Why are we interested in using the Bhattacharrya distance to measure differences in high-dimensional space? In high-dimensional space, the intuitive notion of Euclidean distance between points breaks down, necessiting a different metric to measure distances. The Bhattacharrya distance can overcome this problem by measuring the distance between two non-normal probability distributions in high-dimensional space. See [Aggarwal et al](https://link.springer.com/chapter/10.1007/3-540-44503-X_27) for further reading.

Here, we outline a basic use case for distdimscr. We have two sets of 3 samples, with the first set derived from the peripheral blood of healthy donors and the second set derived from tonsil tissues from patients undergoing tonsillectomy. Let's say we want to quantify the difference in transcriptional signatures between the same immune cells in peripheral blood and tonsils (e.g. how different are CD4+ T cells in peripheral blood versus tonsil). distdimistscr lets us readily quantify these similiatires and differences between populations in these different tissues as outline below.

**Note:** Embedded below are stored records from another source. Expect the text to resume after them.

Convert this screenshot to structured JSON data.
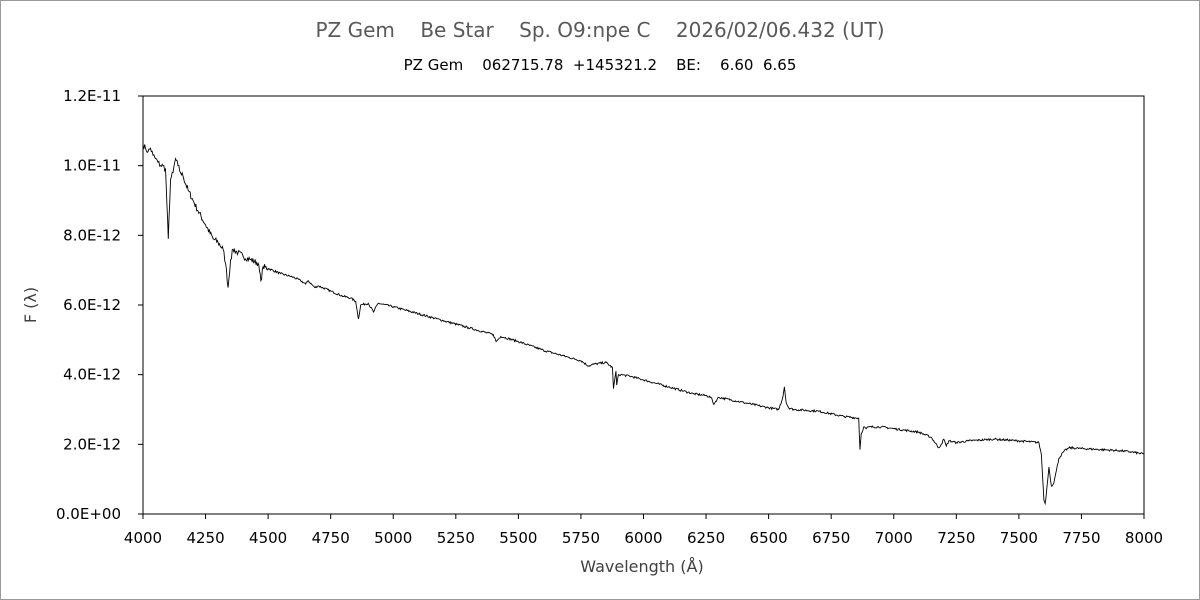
{
  "chart_data": {
    "type": "line",
    "title": "PZ Gem    Be Star    Sp. O9:npe C    2026/02/06.432 (UT)",
    "subtitle": "PZ Gem    062715.78  +145321.2    BE:    6.60  6.65",
    "xlabel": "Wavelength (Å)",
    "ylabel": "F (λ)",
    "xlim": [
      4000,
      8000
    ],
    "ylim": [
      0,
      1.2e-11
    ],
    "x_ticks": [
      4000,
      4250,
      4500,
      4750,
      5000,
      5250,
      5500,
      5750,
      6000,
      6250,
      6500,
      6750,
      7000,
      7250,
      7500,
      7750,
      8000
    ],
    "x_tick_labels": [
      "4000",
      "4250",
      "4500",
      "4750",
      "5000",
      "5250",
      "5500",
      "5750",
      "6000",
      "6250",
      "6500",
      "6750",
      "7000",
      "7250",
      "7500",
      "7750",
      "8000"
    ],
    "y_ticks": [
      0,
      2e-12,
      4e-12,
      6e-12,
      8e-12,
      1e-11,
      1.2e-11
    ],
    "y_tick_labels": [
      "0.0E+00",
      "2.0E-12",
      "4.0E-12",
      "6.0E-12",
      "8.0E-12",
      "1.0E-11",
      "1.2E-11"
    ],
    "grid": false,
    "legend": "none",
    "line_color": "#000000",
    "series": [
      {
        "x": [
          4000,
          4010,
          4020,
          4030,
          4040,
          4050,
          4060,
          4070,
          4080,
          4090,
          4101,
          4110,
          4120,
          4130,
          4140,
          4150,
          4160,
          4180,
          4200,
          4220,
          4250,
          4280,
          4300,
          4320,
          4330,
          4340,
          4350,
          4360,
          4380,
          4400,
          4430,
          4460,
          4471,
          4480,
          4500,
          4550,
          4600,
          4630,
          4650,
          4660,
          4686,
          4700,
          4750,
          4800,
          4830,
          4850,
          4861,
          4870,
          4900,
          4921,
          4940,
          5000,
          5050,
          5100,
          5200,
          5300,
          5400,
          5411,
          5430,
          5500,
          5600,
          5700,
          5750,
          5780,
          5800,
          5850,
          5876,
          5880,
          5890,
          5893,
          5900,
          5910,
          5950,
          6000,
          6100,
          6200,
          6250,
          6270,
          6280,
          6300,
          6400,
          6500,
          6540,
          6555,
          6563,
          6570,
          6580,
          6600,
          6700,
          6800,
          6860,
          6865,
          6870,
          6880,
          6890,
          6900,
          6950,
          7000,
          7100,
          7150,
          7180,
          7190,
          7200,
          7210,
          7220,
          7250,
          7300,
          7400,
          7500,
          7580,
          7590,
          7600,
          7605,
          7610,
          7620,
          7630,
          7640,
          7650,
          7660,
          7680,
          7700,
          7750,
          7800,
          7850,
          7900,
          7950,
          8000
        ],
        "y": [
          1.06e-11,
          1.05e-11,
          1.04e-11,
          1.05e-11,
          1.03e-11,
          1.02e-11,
          1.01e-11,
          1e-11,
          1e-11,
          9.9e-12,
          7.9e-12,
          9.6e-12,
          9.8e-12,
          1.02e-11,
          1e-11,
          9.8e-12,
          9.7e-12,
          9.3e-12,
          9e-12,
          8.7e-12,
          8.3e-12,
          7.9e-12,
          7.8e-12,
          7.6e-12,
          7.2e-12,
          6.5e-12,
          7.3e-12,
          7.6e-12,
          7.5e-12,
          7.4e-12,
          7.3e-12,
          7.2e-12,
          6.7e-12,
          7.1e-12,
          7.05e-12,
          6.9e-12,
          6.8e-12,
          6.7e-12,
          6.6e-12,
          6.7e-12,
          6.5e-12,
          6.55e-12,
          6.4e-12,
          6.25e-12,
          6.2e-12,
          6.1e-12,
          5.6e-12,
          6e-12,
          6.05e-12,
          5.8e-12,
          6.05e-12,
          5.95e-12,
          5.85e-12,
          5.75e-12,
          5.55e-12,
          5.35e-12,
          5.15e-12,
          4.95e-12,
          5.1e-12,
          4.95e-12,
          4.7e-12,
          4.5e-12,
          4.4e-12,
          4.25e-12,
          4.3e-12,
          4.35e-12,
          4.2e-12,
          3.6e-12,
          4.1e-12,
          3.7e-12,
          4e-12,
          4e-12,
          3.95e-12,
          3.85e-12,
          3.65e-12,
          3.45e-12,
          3.4e-12,
          3.35e-12,
          3.15e-12,
          3.35e-12,
          3.2e-12,
          3.05e-12,
          3e-12,
          3.3e-12,
          3.65e-12,
          3.2e-12,
          3.05e-12,
          3e-12,
          2.95e-12,
          2.8e-12,
          2.75e-12,
          1.85e-12,
          2.3e-12,
          2.5e-12,
          2.45e-12,
          2.5e-12,
          2.5e-12,
          2.45e-12,
          2.35e-12,
          2.2e-12,
          1.9e-12,
          2e-12,
          2.15e-12,
          1.95e-12,
          2.1e-12,
          2.05e-12,
          2.1e-12,
          2.15e-12,
          2.1e-12,
          2.05e-12,
          1.7e-12,
          4e-13,
          3e-13,
          6e-13,
          1.35e-12,
          8e-13,
          9e-13,
          1.25e-12,
          1.6e-12,
          1.8e-12,
          1.9e-12,
          1.88e-12,
          1.86e-12,
          1.84e-12,
          1.82e-12,
          1.78e-12,
          1.72e-12
        ]
      }
    ]
  }
}
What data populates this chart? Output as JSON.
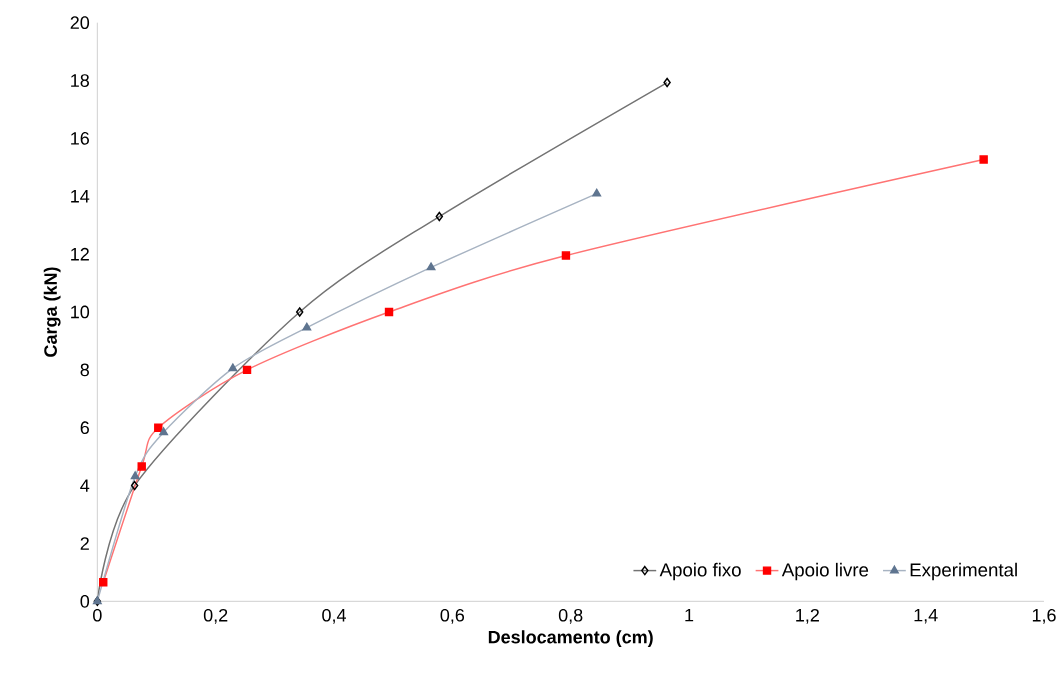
{
  "chart_data": {
    "type": "line",
    "xlabel": "Deslocamento (cm)",
    "ylabel": "Carga (kN)",
    "xlim": [
      0,
      1.6
    ],
    "ylim": [
      0,
      20
    ],
    "xticks": [
      0,
      {
        "value": 0.2,
        "label": "0,2"
      },
      {
        "value": 0.4,
        "label": "0,4"
      },
      {
        "value": 0.6,
        "label": "0,6"
      },
      {
        "value": 0.8,
        "label": "0,8"
      },
      1,
      {
        "value": 1.2,
        "label": "1,2"
      },
      {
        "value": 1.4,
        "label": "1,4"
      },
      {
        "value": 1.6,
        "label": "1,6"
      }
    ],
    "yticks": [
      0,
      2,
      4,
      6,
      8,
      10,
      12,
      14,
      16,
      18,
      20
    ],
    "grid": false,
    "legend": "bottom right",
    "series": [
      {
        "name": "Apoio fixo",
        "color": "#000000",
        "marker": "diamond",
        "x": [
          0,
          0.063,
          0.342,
          0.578,
          0.963
        ],
        "values": [
          0,
          4.0,
          10.0,
          13.3,
          17.93
        ]
      },
      {
        "name": "Apoio livre",
        "color": "#ff0000",
        "marker": "square",
        "x": [
          0.01,
          0.075,
          0.103,
          0.253,
          0.493,
          0.792,
          1.498
        ],
        "values": [
          0.66,
          4.66,
          6.0,
          8.0,
          10.0,
          11.95,
          15.27
        ]
      },
      {
        "name": "Experimental",
        "color": "#5f7590",
        "marker": "triangle",
        "x": [
          0,
          0.064,
          0.112,
          0.229,
          0.354,
          0.564,
          0.844
        ],
        "values": [
          0,
          4.32,
          5.84,
          8.05,
          9.46,
          11.54,
          14.09
        ]
      }
    ]
  }
}
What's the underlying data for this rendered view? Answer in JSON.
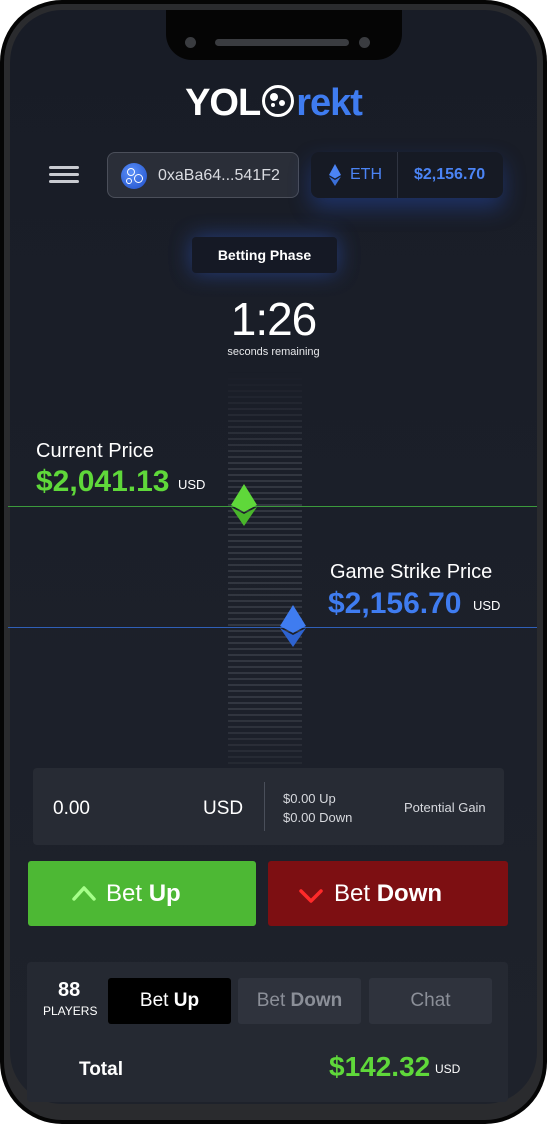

The Bhattacharrya distance approach has been implemented in several single-cell RNAseq papers, first by [Azizi et al, Cell 2018](https://pubmed.ncbi.nlm.nih.gov/29961579/) and also by [Cillo et al, Immunity 2020](https://pubmed.ncbi.nlm.nih.gov/31924475/).

```{r example}
# Load distdimscr
library(distdimscr)
library(ggplot2)

# Check out UMAP of peripheral blood and tonsil with cell types identified
# Have a look at data-raw for sample acquisition and pre-processing

overall.data <- cbind(overall.umap,overall.metadata)

ggplot(overall.data,aes(x=UMAP_1,y=UMAP_2,colour=cell_types)) +
  geom_point() +
  theme_bw() +
  facet_wrap(~sample_type)

# Check out cell numbers in each sample
knitr::kable(table(overall.data$sample_type,overall.data$cell_types))

# We should only compare cells that are present in both samples
# We will keep B cells, CD4 cells, and CD8 cells
b.cells.tonsil <- rownames(overall.data)[overall.data$cell_types=="B cells" & overall.data$sample_type=="Tonsil"]
b.cells.pbmc <- rownames(overall.data)[overall.data$cell_types=="B cells" & overall.data$sample_type=="PBMC"]

# We have pre-extracted the PCA embeddings from our pre-processed Seurat object
# Let's subset to the cell types identified above
tonsil.b.cells.pca <- overall.pca[b.cells.tonsil,]
pbmc.b.cells.pca <- overall.pca[b.cells.pbmc,]

# Compare tonsil B cells and PBMC B cells - subsample 100 times

bhatt.dist <- bhatt.dist.rand <- vector("logical",length=100)
set.seed("0222")

for (i in 1:100) {

  bhatt.dist[[i]] <- dim_dist(embed_mat_x=tonsil.b.cells.pca,embed_mat_y=pbmc.b.cells.pca,dims_use=1:10,num_cells_sample=100,distance_metric="bhatt_dist",random_sample=FALSE)

  bhatt.dist.rand[[i]] <- dim_dist(embed_mat_x=tonsil.b.cells.pca,embed_mat_y=pbmc.b.cells.pca,dims_use=1:10,num_cells_sample=100,distance_metric="bhatt_dist",random_sample=TRUE)

}

# Combine the results and plot
bhatt.dist <- data.frame(B.cells.distance=bhatt.dist,comparison="real")
bhatt.dist.rand <- data.frame(B.cells.distance=bhatt.dist.rand,comparison="random")

bhatt.res <- rbind(bhatt.dist,bhatt.dist.rand)

ggplot(bhatt.res,aes(x=comparison,y=B.cells.distance)) +
  geom_boxplot(outlier.shape=NA) +
  geom_jitter(size=0.5) +
  theme_bw() +
  xlab("Comparison type") +
  ylab("Bhattacharrya distance")

```

## Recommendations for use

When selecting principal components for inclusison, it is best to select those that explain a signifcant amount of the variance. Here, we selected 10 as a simple use case. Also the number of cells to subset per sample can be thought of as a hyperparameter. While not strictly necessary to subsample, it gives a sense of the underlying distributions that contribute to the high-dimensional differences in distance between the samples.

## Future features

In further iterations of this package, we could include additional functions for direct interaction with Seurat objects and easy ways to measure the distances between multiple cell types.